The suffix array is a fundamental data structure used in text processing and string matching algorithms. It is an array of all the suffixes of a given string, sorted in lexicographical order.
The suffix array can be used to efficiently find all occurrences of a given pattern in a string, as well as to find the longest common substring of two strings.
A suffix array is a sorted array of all the suffixes of a given string.

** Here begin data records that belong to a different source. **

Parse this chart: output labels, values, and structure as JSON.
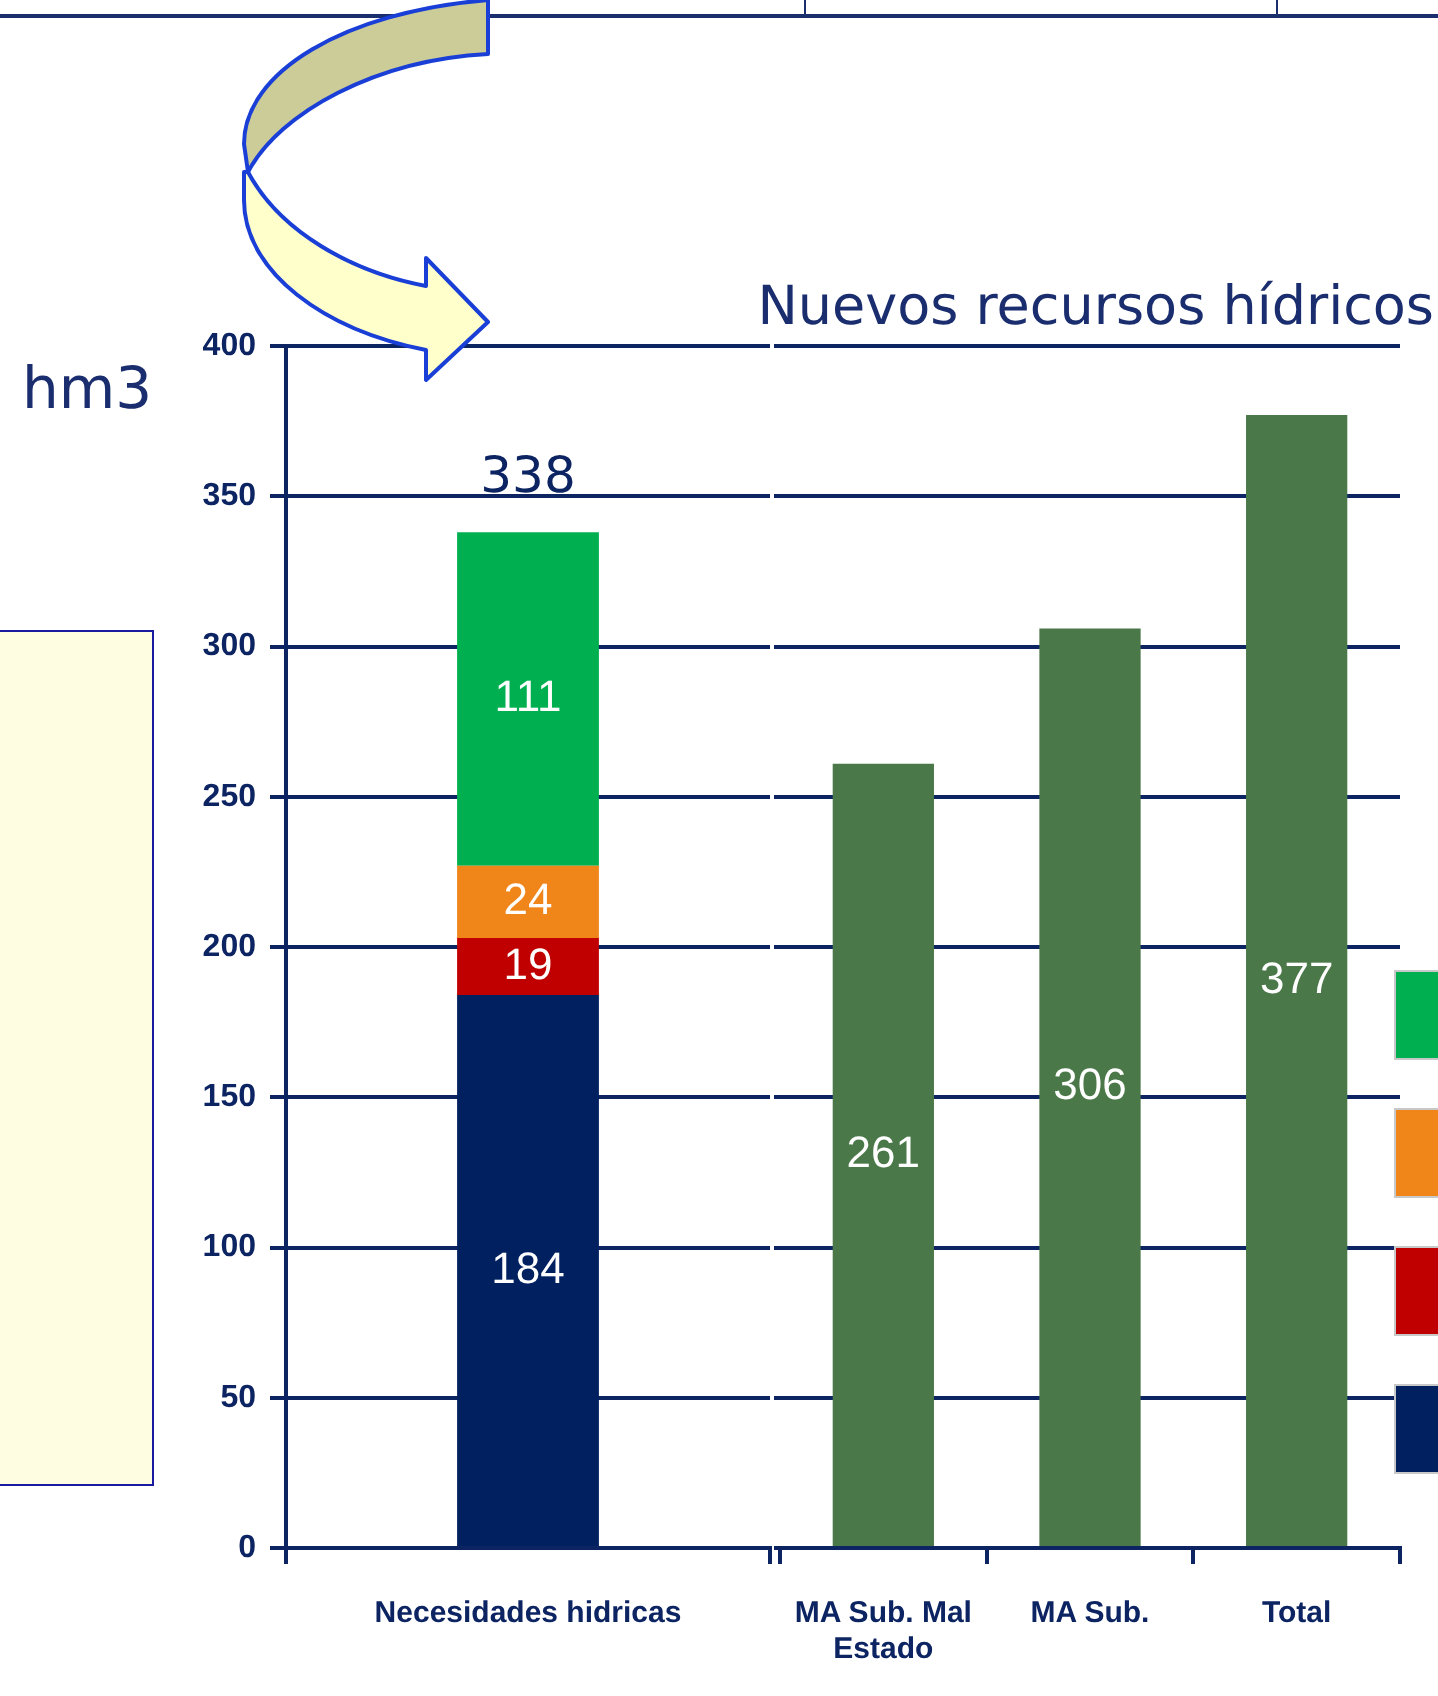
{
  "chart_data": [
    {
      "type": "bar",
      "categories": [
        "Necesidades hidricas"
      ],
      "stacked": true,
      "series": [
        {
          "color": "#002060",
          "values": [
            184
          ]
        },
        {
          "color": "#c00000",
          "values": [
            19
          ]
        },
        {
          "color": "#f08519",
          "values": [
            24
          ]
        },
        {
          "color": "#00b050",
          "values": [
            111
          ]
        }
      ],
      "ylabel": "hm3",
      "ylim": [
        0,
        400
      ],
      "yticks": [
        0,
        50,
        100,
        150,
        200,
        250,
        300,
        350,
        400
      ],
      "grid": "y",
      "data_labels": true,
      "totals": [
        "338"
      ]
    },
    {
      "type": "bar",
      "title": "Nuevos recursos hídricos",
      "categories": [
        "MA Sub. Mal Estado",
        "MA Sub.",
        "Total"
      ],
      "values": [
        261,
        306,
        377
      ],
      "color": "#4a7848",
      "ylim": [
        0,
        400
      ],
      "yticks": [
        0,
        50,
        100,
        150,
        200,
        250,
        300,
        350,
        400
      ],
      "tick_labels": "x",
      "grid": "y",
      "data_labels": true
    }
  ]
}
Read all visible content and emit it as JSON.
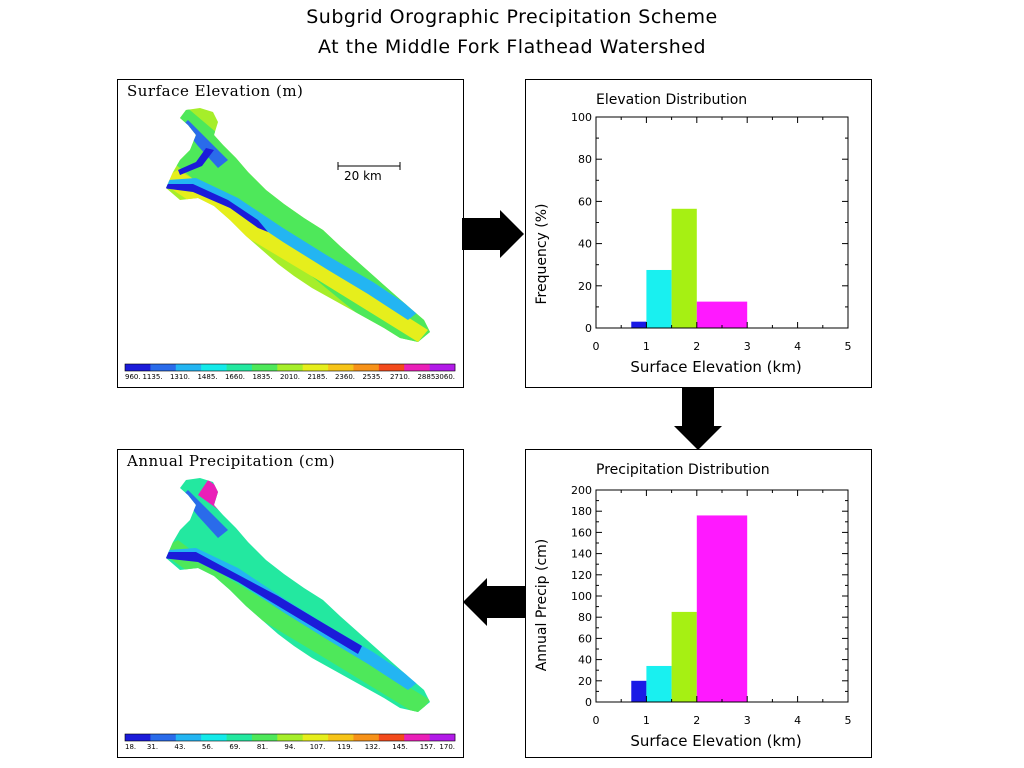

The suffixes are sorted in lexicographical order.
The suffix array can be used to efficiently find all occurrences of a given pattern in a string, as well as to find the longest common substring of two strings.
The suffix array can be constructed in O(n log n) time using the Suffix Sort algorithm.
The following code example shows how to construct a suffix array in Java using the Suffix Sort algorithm.
public static int[] suffixArray(String s) {
int n = s.length();
int[] suffixes = new int[n];
for (int i = 0; i < n; i++) {
suffixes[i] = i;
}
Arrays.sort(suffixes, (a, b) -> s.substring(a).compareTo(s.substring(b)));
return suffixes;
}
The following code example shows how to use the suffix array to find all occurrences of a given pattern in a string.
public static List<Integer> findOccurrences(String s, String pattern) {
int n = s.length();
int m = pattern.length();
int[] suffixes = suffixArray(s);
int l = 0;
int r = n - 1;
while (l <= r) {
int mid = l + (r - l) / 2;
int res = s.substring(suffixes[mid]).compareTo(pattern);
if (res == 0) {
// Found a match!
// Now, we need to find the first and last occurrences
// of the pattern in the suffix array.
int first = mid;
int last = mid;
while (first > 0 && s.substring(suffixes[first - 1]).compareTo(pattern) == 0) {
first--;
}
while (last < n - 1 && s.substring(suffixes[last + 1]).compareTo(pattern) == 0) {
last++;
}
// Now, we have the first and last occurrences of the pattern.
// We can return all the occurrences in the range [first, last].
List<Integer> occurrences = new ArrayList<>();
for (int i = first; i <= last; i++) {
occurrences.add(suffixes[i]);
}
return occurrences;
} else if (res < 0) {
l = mid + 1;
} else {
r = mid - 1;
}
}
// Pattern not found
return Collections.emptyList();
}
The following code example shows how to use the suffix array to find the longest common substring of two strings.
public static String longestCommonSubstring(String s1, String s2) {
int n1 = s1.length();
int n2 = s2.length();
int[] suffixes1 = suffixArray(s1);
int[] suffixes2 = suffixArray(s2);
int l = 0;
int r = Math.min(n1, n2) - 1;
String longestCommonSubstring = "";
while (l <= r) {
int mid = l + (r - l) / 2;
String substring1 = s1.substring(suffixes1[mid]);
String substring2 = s2.substring(suffixes2[mid]);
int len = commonPrefix(substring1, substring2);
if (len > longestCommonSubstring.length()) {
longestCommonSubstring = substring1.substring(0, len);
}
if (substring1.compareTo(substring2) < 0) {
l = mid + 1;
} else {
r = mid - 1;
}
}
return longestCommonSubstring;
}
private static int commonPrefix(String s1, String s2) {
int n = Math.min(s1.length(), s2.length());
for (int i = 0; i < n; i++) {
if (s1.charAt(i) != s2.charAt(i)) {
return i;
}
}
return n;
}
Implement the Suffix Sort algorithm in your chosen programming language.
Use the suffix array to find all occurrences of a given pattern in a string.
Use the suffix array to find the longest common substring of two strings.